The empirical evaluation within the research reveals several crucial insights and outcomes:

  • Convergence and Performance: RAEs demonstrate superior convergence rates, outperforming VAE counterparts with significant speed-up in both GenEval and DPG-Bench scores.
  • Data Generalization: By including web and synthetic data, the RAE models exhibit improved capacity to reconstruct text and produce high-quality image outputs beyond the performance of models trained solely on ImageNet.
  • Architectural Simplifications: With scaling, previously important architectural components such as wide diffusion heads and noise-augmented decoding provide diminishing returns, suggesting they were more crucial for smaller-scale applications than large-scale T2I.
  • Robustness to Overfitting: Compared to VAEs, RAE-based models are less prone to overfitting—sustaining high performance during extended training epochs in finetuning scenarios. Figure 2

    Figure 2: RAE decoders trained on more data generalize across domains, improving text reconstruction fidelity.

Implications for Unified Models

The shared representation space in RAEs enables both understanding and generation tasks, allowing the models to interpret generated latents directly without the necessity of pixel-level mapping. This capability provides exciting prospects for unified models where a single architectural setup can handle dual tasks of understanding and generation effectively. Figure 3

Figure 3: Test-time scaling in latent space, showcasing the RAE framework's capability to evaluate and select generation results within the latent space.

Conclusion

Overall, this research posits RAEs as a robust and efficient alternative to traditional VAEs for large-scale text-to-image diffusion models.

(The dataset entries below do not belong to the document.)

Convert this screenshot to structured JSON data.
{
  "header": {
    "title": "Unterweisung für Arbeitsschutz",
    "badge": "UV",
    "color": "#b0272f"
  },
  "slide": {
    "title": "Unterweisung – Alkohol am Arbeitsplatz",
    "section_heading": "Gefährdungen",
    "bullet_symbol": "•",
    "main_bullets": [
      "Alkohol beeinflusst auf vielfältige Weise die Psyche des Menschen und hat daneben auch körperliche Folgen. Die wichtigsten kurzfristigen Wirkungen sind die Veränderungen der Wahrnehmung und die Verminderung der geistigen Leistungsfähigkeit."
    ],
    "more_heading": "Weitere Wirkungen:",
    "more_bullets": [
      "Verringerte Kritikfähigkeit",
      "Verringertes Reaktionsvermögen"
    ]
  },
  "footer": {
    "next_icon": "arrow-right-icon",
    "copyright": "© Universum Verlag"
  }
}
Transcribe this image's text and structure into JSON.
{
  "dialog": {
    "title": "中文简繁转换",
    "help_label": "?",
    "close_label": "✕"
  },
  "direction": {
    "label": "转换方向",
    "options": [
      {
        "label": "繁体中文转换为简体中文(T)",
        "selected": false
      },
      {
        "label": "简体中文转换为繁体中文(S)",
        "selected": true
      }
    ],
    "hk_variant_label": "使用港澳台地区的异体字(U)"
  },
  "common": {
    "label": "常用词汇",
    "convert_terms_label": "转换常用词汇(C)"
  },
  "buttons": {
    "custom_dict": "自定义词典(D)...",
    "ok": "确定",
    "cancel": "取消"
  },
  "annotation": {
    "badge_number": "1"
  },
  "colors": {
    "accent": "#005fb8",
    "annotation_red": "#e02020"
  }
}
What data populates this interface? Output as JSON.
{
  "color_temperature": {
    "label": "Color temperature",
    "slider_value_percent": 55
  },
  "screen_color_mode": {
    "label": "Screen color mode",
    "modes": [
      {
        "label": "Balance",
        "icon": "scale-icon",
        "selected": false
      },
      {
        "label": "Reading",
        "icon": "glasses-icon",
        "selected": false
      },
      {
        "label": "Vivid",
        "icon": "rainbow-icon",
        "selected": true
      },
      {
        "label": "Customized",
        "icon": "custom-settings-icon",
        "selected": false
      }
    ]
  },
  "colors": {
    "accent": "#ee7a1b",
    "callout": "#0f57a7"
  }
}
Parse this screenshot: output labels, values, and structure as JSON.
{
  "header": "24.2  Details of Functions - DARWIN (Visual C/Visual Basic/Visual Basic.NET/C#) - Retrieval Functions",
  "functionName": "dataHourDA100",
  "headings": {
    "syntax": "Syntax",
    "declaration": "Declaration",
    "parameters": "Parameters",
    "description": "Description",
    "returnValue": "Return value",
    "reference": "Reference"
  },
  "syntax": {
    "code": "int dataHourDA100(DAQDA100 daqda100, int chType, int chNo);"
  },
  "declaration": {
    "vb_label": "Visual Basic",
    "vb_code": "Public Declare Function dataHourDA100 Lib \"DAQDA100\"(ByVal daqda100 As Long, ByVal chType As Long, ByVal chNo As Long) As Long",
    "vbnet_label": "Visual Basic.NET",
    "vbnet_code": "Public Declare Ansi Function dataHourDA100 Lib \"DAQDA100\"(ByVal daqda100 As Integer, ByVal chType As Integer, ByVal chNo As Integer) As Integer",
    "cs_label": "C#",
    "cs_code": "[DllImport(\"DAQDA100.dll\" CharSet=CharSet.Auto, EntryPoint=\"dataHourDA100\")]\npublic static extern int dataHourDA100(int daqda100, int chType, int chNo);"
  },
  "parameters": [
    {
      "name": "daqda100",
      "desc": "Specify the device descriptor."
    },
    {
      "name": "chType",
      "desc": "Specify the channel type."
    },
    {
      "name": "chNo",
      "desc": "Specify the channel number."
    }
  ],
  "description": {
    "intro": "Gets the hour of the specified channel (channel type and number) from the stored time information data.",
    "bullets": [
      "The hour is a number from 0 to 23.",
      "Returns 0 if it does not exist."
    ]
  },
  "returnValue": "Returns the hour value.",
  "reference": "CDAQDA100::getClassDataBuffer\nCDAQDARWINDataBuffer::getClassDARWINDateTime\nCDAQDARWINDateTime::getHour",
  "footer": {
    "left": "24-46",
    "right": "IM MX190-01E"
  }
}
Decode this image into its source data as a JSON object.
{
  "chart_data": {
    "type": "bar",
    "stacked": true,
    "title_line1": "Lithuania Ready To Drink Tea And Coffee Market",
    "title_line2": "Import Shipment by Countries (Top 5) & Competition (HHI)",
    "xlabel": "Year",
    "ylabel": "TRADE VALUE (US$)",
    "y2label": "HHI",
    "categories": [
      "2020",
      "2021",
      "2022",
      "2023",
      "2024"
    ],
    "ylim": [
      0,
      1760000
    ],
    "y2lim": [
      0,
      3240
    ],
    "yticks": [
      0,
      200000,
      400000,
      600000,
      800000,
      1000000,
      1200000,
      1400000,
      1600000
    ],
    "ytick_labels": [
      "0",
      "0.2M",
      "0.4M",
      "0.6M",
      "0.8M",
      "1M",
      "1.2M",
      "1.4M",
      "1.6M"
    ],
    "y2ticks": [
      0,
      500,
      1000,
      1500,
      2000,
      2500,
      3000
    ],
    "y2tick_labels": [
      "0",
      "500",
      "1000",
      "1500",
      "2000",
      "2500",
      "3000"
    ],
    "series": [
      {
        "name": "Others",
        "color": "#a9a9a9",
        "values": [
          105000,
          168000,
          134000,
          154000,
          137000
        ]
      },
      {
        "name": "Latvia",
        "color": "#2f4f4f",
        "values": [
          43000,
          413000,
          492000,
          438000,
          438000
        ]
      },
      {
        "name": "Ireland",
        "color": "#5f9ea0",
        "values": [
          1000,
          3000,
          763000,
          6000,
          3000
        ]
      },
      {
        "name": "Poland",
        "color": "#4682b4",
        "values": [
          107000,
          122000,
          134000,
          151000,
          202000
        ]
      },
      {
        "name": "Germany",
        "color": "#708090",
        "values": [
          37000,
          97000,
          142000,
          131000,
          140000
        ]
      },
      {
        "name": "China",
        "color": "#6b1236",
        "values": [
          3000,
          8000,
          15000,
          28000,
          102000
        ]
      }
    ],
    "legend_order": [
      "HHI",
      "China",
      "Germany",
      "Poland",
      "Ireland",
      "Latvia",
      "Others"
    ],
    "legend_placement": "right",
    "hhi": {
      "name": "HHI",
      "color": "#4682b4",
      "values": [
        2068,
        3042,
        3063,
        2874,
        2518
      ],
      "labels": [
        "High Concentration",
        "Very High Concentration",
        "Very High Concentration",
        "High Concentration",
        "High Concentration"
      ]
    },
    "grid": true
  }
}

Not only do they offer improved convergence and performance, but their ability to operate in a semantically rich latent space also opens new avenues for unified multimodal models. By simplifying certain architectural components while retaining critical aspects like noise scheduling, RAEs pave the way for more scalable, efficient, and versatile models in the field of T2I generation. The study emphasizes that RAEs provide a theoretically sound and practically effective foundation for advancing future AI developments in multimodal representations.